Le 16 décembre, des étu­diants, des ensei­gnants et des membres du per­son­nel de l’U­ni­ver­si­té de Stras­bourg ont failli voter pour une action de « blo­cage ». Plus sérieux : le der­nier conseil d’ad­mi­nis­tra­tion n’a pas pu sié­ger, faute d’un nombre suf­fi­sant de pré­sents.

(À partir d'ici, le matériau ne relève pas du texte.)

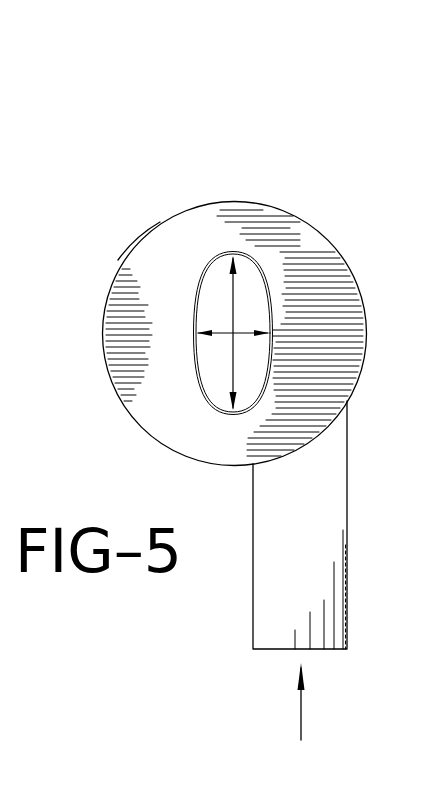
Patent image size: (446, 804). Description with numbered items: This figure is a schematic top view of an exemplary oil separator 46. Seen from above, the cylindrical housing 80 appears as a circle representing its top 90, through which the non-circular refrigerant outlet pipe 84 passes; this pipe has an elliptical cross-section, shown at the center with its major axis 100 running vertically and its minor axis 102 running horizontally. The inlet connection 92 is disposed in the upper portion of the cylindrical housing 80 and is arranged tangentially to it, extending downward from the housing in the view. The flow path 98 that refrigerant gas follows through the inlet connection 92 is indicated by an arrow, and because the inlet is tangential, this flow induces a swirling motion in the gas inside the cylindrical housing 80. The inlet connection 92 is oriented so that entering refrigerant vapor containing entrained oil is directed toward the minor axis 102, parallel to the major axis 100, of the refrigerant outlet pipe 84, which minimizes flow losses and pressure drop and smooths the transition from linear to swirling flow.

The oil separator 46 is at (100, 140).
The cylindrical housing 80 is at (157, 440).
The top 90 is at (160, 243).
The non-circular refrigerant outlet pipe 84 is at (258, 275).
The major axis 100 is at (230, 297).
The minor axis 102 is at (224, 335).
The inlet connection 92 is at (347, 398).
The flow path 98 is at (301, 717).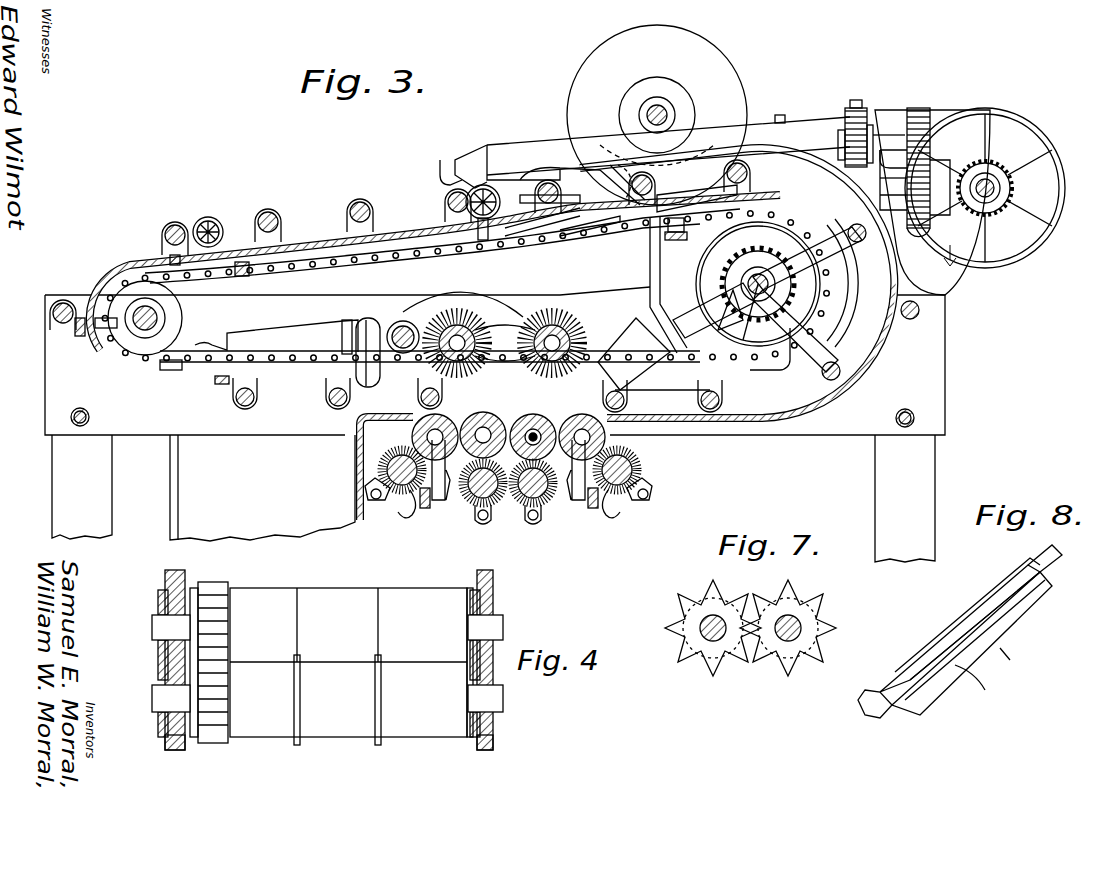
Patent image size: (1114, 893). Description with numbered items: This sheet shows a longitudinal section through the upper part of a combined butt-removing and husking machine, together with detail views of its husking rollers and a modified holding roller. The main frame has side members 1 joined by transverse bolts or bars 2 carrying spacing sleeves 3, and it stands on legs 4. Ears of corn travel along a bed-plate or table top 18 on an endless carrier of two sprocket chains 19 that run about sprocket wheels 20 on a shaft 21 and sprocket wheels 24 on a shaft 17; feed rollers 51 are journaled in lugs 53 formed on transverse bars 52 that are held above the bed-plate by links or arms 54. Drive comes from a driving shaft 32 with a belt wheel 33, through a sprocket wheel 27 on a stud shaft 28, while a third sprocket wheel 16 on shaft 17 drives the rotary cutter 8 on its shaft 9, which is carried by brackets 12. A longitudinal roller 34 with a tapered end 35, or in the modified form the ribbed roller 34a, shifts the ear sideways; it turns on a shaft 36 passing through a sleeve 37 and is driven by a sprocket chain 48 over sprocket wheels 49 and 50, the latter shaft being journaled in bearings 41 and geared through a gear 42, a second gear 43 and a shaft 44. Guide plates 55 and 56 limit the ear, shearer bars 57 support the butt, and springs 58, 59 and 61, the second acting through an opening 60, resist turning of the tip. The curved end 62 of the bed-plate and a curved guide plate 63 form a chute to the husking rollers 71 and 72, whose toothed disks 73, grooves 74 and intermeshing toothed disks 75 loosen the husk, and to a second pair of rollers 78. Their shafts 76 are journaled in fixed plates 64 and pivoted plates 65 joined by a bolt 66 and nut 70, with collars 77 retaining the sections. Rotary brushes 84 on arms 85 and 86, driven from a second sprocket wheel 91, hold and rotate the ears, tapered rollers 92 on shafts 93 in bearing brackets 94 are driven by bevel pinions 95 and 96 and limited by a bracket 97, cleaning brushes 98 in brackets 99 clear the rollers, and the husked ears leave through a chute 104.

In FIG. 3, the side members 1 is at (282, 433).
In FIG. 3, the transverse bolts or bars 2 is at (86, 410).
In FIG. 3, the spacing sleeves 3 is at (89, 419).
In FIG. 3, the standards or legs 4 is at (122, 470).
In FIG. 3, the chute 104 is at (178, 483).
In FIG. 3, the rotary cutter 8 is at (710, 60).
In FIG. 3, the shaft 9 is at (667, 108).
In FIG. 3, the brackets 12 is at (950, 280).
In FIG. 3, the third sprocket wheel 16 is at (940, 245).
In FIG. 3, the shaft 17 is at (771, 295).
In FIG. 3, the bed-plate or table top 18 is at (320, 242).
In FIG. 3, the sprocket chains 19 is at (330, 256).
In FIG. 3, the sprocket wheels 20 is at (172, 312).
In FIG. 3, the shaft 21 is at (157, 318).
In FIG. 3, the sprocket wheels 24 is at (696, 258).
In FIG. 3, the sprocket wheel 27 is at (1012, 205).
In FIG. 3, the stud shaft 28 is at (400, 321).
In FIG. 3, the driving shaft 32 is at (996, 178).
In FIG. 3, the belt wheel 33 is at (1030, 122).
In FIG. 3, the roller 34 is at (505, 143).
In FIG. 8, the roller 34 is at (975, 583).
In FIG. 8, the roller spline 34a is at (1000, 665).
In FIG. 3, the tapered forward end 35 is at (462, 158).
In FIG. 3, the shaft 36 is at (862, 110).
In FIG. 8, the shaft 36 is at (1055, 560).
In FIG. 3, the sleeve 37 is at (780, 130).
In FIG. 3, the bearings 41 is at (890, 128).
In FIG. 3, the gear 42 is at (925, 108).
In FIG. 3, the second gear 43 is at (893, 182).
In FIG. 3, the shaft 44 is at (893, 186).
In FIG. 3, the sprocket chain 48 is at (870, 125).
In FIG. 3, the sprocket wheel 49 is at (842, 130).
In FIG. 3, the sprocket wheel 50 is at (892, 168).
In FIG. 3, the rollers 51 is at (68, 300).
In FIG. 3, the transverse bars 52 is at (90, 312).
In FIG. 3, the lugs 53 is at (430, 406).
In FIG. 3, the links or arms 54 is at (100, 325).
In FIG. 3, the plate 55 is at (440, 165).
In FIG. 3, the lower plate 56 is at (530, 215).
In FIG. 3, the shearer bars 57 is at (680, 188).
In FIG. 3, the spring 58 is at (552, 172).
In FIG. 3, the second spring 59 is at (600, 225).
In FIG. 3, the opening 60 is at (578, 220).
In FIG. 3, the spring 61 is at (615, 165).
In FIG. 3, the curved end 62 is at (812, 240).
In FIG. 3, the curved guide plate 63 is at (875, 365).
In FIG. 3, the plates 64 is at (500, 505).
In FIG. 4, the plates 64 is at (165, 742).
In FIG. 3, the plates 65 is at (508, 488).
In FIG. 4, the plates 65 is at (170, 575).
In FIG. 3, the bolt 66 is at (507, 517).
In FIG. 3, the nut 70 is at (425, 508).
In FIG. 3, the roller 71 is at (483, 412).
In FIG. 4, the roller 71 is at (355, 588).
In FIG. 7, the roller 71 is at (695, 660).
In FIG. 3, the roller 72 is at (540, 414).
In FIG. 4, the roller 72 is at (358, 722).
In FIG. 7, the roller 72 is at (830, 628).
In FIG. 3, the toothed disks or star wheels 73 is at (578, 414).
In FIG. 4, the toothed disks or star wheels 73 is at (382, 722).
In FIG. 4, the grooves 74 is at (297, 588).
In FIG. 4, the intermeshing toothed disks 75 is at (222, 582).
In FIG. 7, the intermeshing toothed disks 75 is at (748, 594).
In FIG. 3, the shafts 76 is at (530, 420).
In FIG. 4, the shafts 76 is at (503, 627).
In FIG. 7, the shafts 76 is at (702, 635).
In FIG. 4, the collars 77 is at (194, 588).
In FIG. 3, the second pair of rollers 78 is at (440, 414).
In FIG. 3, the rotary brushes 84 is at (457, 310).
In FIG. 3, the parallel arms 85 is at (430, 300).
In FIG. 3, the second pair of arms 86 is at (505, 330).
In FIG. 3, the second sprocket wheel 91 is at (368, 318).
In FIG. 3, the tapered rollers 92 is at (650, 378).
In FIG. 3, the shaft 93 is at (645, 305).
In FIG. 3, the bearing bracket 94 is at (700, 325).
In FIG. 3, the bevel pinion 95 is at (768, 300).
In FIG. 3, the second bevel pinion 96 is at (761, 272).
In FIG. 3, the bracket 97 is at (648, 268).
In FIG. 3, the rotary brushes 98 is at (385, 468).
In FIG. 3, the brackets 99 is at (380, 500).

Le bud­get pri­mi­tif ne pour­ra donc pas être voté avant le début de 2015.

On est encore loin des réac­tions fortes qu’il fau­drait être capable de sus­ci­ter pour répondre à une situa­tion des plus dégra­dées dans l’en­sei­gne­ment supé­rieur (comme ailleurs). Mais c’est mieux qu’à Mul­house où, pour l’ins­tant, à notre connais­sance, aucune ten­ta­tive de « rébel­lion » n’est à signaler.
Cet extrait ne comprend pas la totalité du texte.